Brown University in Providence, Rhode Island, is a university of international repute founded in 1764. It is a highly selective independent Ivy League school that is “committed to maintaining a student body that is strong in intellect, diverse in character, and driven to achieve.” Brown educates and prepares students “to discharge the offices of life with usefulness and reputation.” In 2010 the Princeton Review named Brown as the college with the happiest students in the nation.
Brown offers a need blind admissions policy which encourages students to apply regardless of financial circumstances. It is committed to fully meeting demonstrated financial need, thus making it an affordable option for students with financial need.
The total costs of attending Brown are currently $52,030, of which $38,048 is tuition. Financial need is determined as the difference between the cost of attendance and the expected family contribution. Brown offers unique financial aid packages which negate all loans for students from families with annual incomes below $100,000. Expected family contributions vary between income and asset levels.
Families with incomes below $60,000 and assets of less than $100,000 are not required to make a parental contribution, whilst families with the same income but assets of more than $100,000 will have a reduced expected family contribution from assets only. Students from families with incomes above $100,000 may only need moderate amounts of student loans.
The expected family contribution for Brown is made up of parental contributions, student assets, and students work contributions. Students with assets must contribute 20% annually towards their education, whilst parental assets are typically limited to 6%. All students are expected to make a contribution from summer earnings.
Parental contributions are based on the income and assets of both parents where parents are divorced, a higher requirement than the federal assessment. Retirement funds are not considered as assets.

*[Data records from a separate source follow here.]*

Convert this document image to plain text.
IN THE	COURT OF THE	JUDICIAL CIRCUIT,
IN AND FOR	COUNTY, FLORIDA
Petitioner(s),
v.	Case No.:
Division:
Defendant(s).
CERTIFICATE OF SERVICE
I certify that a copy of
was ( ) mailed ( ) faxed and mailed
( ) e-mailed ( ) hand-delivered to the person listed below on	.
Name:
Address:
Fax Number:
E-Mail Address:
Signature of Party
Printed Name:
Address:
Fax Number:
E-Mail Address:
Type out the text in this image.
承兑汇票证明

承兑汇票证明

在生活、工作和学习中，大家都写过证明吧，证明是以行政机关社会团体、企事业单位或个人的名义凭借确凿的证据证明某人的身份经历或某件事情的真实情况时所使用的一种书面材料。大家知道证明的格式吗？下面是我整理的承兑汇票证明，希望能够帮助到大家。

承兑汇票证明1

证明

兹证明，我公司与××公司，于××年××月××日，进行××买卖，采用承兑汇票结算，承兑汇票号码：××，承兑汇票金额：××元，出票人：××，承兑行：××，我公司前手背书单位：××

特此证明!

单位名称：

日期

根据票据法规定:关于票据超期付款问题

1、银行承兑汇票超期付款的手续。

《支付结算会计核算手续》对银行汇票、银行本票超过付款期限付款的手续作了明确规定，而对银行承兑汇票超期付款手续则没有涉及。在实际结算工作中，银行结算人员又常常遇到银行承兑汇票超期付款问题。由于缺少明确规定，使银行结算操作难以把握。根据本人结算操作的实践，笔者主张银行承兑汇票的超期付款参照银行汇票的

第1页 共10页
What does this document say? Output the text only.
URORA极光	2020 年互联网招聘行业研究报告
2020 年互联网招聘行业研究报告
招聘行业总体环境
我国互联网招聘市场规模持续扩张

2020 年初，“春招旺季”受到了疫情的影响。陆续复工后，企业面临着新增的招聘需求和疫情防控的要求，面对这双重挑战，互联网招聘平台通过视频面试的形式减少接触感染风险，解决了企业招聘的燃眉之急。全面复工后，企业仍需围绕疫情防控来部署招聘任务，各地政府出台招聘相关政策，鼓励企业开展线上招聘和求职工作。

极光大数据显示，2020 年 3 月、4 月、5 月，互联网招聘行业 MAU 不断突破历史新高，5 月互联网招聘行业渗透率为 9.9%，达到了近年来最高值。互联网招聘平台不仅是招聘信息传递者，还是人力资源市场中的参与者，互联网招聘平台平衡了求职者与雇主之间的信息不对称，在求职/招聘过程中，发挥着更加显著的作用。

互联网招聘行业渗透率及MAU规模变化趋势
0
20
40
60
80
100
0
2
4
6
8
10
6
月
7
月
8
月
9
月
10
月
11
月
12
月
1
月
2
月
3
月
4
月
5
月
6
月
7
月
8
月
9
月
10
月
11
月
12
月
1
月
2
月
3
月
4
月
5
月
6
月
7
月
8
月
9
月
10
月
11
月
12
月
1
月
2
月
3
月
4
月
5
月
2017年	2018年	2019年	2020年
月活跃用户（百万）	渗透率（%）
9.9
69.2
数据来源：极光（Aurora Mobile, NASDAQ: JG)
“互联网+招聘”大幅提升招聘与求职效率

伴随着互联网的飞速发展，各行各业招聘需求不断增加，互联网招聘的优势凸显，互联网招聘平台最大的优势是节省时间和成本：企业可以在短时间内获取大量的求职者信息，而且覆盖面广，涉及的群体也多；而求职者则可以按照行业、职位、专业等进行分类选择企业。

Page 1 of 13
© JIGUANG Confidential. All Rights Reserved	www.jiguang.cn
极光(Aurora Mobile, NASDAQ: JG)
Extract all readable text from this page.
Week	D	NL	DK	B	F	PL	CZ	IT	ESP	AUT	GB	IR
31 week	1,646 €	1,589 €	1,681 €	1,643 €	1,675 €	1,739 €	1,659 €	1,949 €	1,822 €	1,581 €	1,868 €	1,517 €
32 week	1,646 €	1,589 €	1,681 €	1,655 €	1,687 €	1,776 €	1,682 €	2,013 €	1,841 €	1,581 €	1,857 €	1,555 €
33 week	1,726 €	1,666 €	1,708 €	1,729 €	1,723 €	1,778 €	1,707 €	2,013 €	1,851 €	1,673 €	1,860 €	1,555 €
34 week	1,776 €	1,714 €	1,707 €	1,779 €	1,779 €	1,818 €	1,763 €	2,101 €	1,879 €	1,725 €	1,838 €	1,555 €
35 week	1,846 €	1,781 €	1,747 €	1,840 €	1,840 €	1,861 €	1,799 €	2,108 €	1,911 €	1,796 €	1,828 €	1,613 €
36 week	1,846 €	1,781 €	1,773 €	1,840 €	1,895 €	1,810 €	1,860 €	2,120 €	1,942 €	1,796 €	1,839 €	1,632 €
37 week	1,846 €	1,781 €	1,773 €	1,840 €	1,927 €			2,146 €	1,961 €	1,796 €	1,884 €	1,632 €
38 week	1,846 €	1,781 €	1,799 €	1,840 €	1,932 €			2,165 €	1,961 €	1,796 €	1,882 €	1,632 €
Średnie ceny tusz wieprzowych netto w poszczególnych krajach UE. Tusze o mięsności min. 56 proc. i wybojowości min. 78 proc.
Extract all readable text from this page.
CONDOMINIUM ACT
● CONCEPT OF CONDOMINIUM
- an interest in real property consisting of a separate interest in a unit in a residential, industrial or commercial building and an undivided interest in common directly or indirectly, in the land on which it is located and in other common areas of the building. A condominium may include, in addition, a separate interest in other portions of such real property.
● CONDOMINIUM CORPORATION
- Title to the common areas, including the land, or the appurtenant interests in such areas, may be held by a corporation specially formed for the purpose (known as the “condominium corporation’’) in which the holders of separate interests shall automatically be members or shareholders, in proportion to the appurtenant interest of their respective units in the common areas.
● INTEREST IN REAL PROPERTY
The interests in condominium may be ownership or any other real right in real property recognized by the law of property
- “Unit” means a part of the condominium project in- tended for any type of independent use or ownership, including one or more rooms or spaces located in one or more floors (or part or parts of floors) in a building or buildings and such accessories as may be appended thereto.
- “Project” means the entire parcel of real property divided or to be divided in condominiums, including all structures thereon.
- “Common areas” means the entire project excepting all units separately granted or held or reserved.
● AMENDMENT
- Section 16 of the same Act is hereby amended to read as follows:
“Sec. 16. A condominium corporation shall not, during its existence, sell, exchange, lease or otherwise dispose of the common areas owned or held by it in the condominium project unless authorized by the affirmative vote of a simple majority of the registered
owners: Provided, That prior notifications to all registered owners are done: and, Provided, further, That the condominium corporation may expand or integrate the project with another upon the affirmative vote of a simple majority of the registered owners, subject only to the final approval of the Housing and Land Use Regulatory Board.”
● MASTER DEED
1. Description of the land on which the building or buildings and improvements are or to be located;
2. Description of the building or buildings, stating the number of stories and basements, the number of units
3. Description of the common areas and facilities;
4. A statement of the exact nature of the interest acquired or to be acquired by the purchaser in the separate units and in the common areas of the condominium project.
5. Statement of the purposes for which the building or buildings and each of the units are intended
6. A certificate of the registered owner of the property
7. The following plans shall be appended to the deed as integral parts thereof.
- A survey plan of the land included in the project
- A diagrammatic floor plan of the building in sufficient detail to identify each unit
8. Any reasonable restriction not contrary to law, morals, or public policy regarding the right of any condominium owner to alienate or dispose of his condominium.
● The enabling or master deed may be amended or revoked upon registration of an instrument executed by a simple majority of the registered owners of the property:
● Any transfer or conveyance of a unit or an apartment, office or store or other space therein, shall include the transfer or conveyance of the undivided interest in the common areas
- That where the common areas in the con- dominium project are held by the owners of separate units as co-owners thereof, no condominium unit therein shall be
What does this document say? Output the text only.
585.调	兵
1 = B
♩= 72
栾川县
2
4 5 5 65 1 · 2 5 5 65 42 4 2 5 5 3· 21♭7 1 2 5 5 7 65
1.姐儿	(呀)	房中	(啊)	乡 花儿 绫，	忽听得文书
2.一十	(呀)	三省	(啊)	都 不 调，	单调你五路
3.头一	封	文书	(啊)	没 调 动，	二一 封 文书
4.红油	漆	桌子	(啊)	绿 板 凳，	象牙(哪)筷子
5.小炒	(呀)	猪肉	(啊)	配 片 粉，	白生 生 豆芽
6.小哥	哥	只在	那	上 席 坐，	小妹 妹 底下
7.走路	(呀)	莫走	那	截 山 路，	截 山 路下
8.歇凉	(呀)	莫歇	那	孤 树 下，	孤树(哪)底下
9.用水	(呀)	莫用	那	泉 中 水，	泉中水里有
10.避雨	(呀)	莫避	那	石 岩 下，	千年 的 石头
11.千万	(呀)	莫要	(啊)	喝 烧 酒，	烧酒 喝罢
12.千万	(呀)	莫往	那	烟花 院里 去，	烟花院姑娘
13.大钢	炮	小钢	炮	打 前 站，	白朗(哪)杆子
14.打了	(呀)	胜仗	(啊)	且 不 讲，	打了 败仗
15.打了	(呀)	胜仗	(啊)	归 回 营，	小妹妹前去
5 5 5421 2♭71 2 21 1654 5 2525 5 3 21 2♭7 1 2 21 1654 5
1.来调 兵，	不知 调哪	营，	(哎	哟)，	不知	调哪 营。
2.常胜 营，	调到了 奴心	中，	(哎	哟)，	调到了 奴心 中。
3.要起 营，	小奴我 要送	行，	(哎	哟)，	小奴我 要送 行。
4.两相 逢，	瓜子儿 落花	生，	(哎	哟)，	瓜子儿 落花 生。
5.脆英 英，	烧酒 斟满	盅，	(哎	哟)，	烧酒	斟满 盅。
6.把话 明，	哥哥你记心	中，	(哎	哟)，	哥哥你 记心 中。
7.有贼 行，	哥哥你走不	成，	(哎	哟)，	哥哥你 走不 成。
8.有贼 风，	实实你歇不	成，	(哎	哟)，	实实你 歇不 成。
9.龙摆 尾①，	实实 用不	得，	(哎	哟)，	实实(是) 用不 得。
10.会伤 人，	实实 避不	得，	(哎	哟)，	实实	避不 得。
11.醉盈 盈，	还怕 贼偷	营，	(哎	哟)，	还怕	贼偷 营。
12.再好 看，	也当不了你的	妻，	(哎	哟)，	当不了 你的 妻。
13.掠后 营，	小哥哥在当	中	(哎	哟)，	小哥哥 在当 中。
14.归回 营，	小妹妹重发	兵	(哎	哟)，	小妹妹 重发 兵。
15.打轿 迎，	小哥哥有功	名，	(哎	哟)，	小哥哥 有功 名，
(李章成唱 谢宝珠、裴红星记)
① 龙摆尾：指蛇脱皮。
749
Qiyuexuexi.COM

Financial aid packages comprise state and federal grants, work study and Brown scholarships. The latter are only awarded on a basis of demonstrated need and the University offers no merit or athletic scholarships. Students who are awarded the Sidney E. Frank endowed scholarships are not required to contribute the $2,500 student work component in their first year as the scholarship replaces this portion of the students self help contribution.
Students who gain outside scholarships may use them to replace their contribution from expected summer earnings, but outside scholarships may not be used to reduce the expected parental contribution.
The need blind admissions policy and Brown’s commitment to meeting demonstrated financial need, together with its unique programs for financial aid make the University one of the best for financial aid.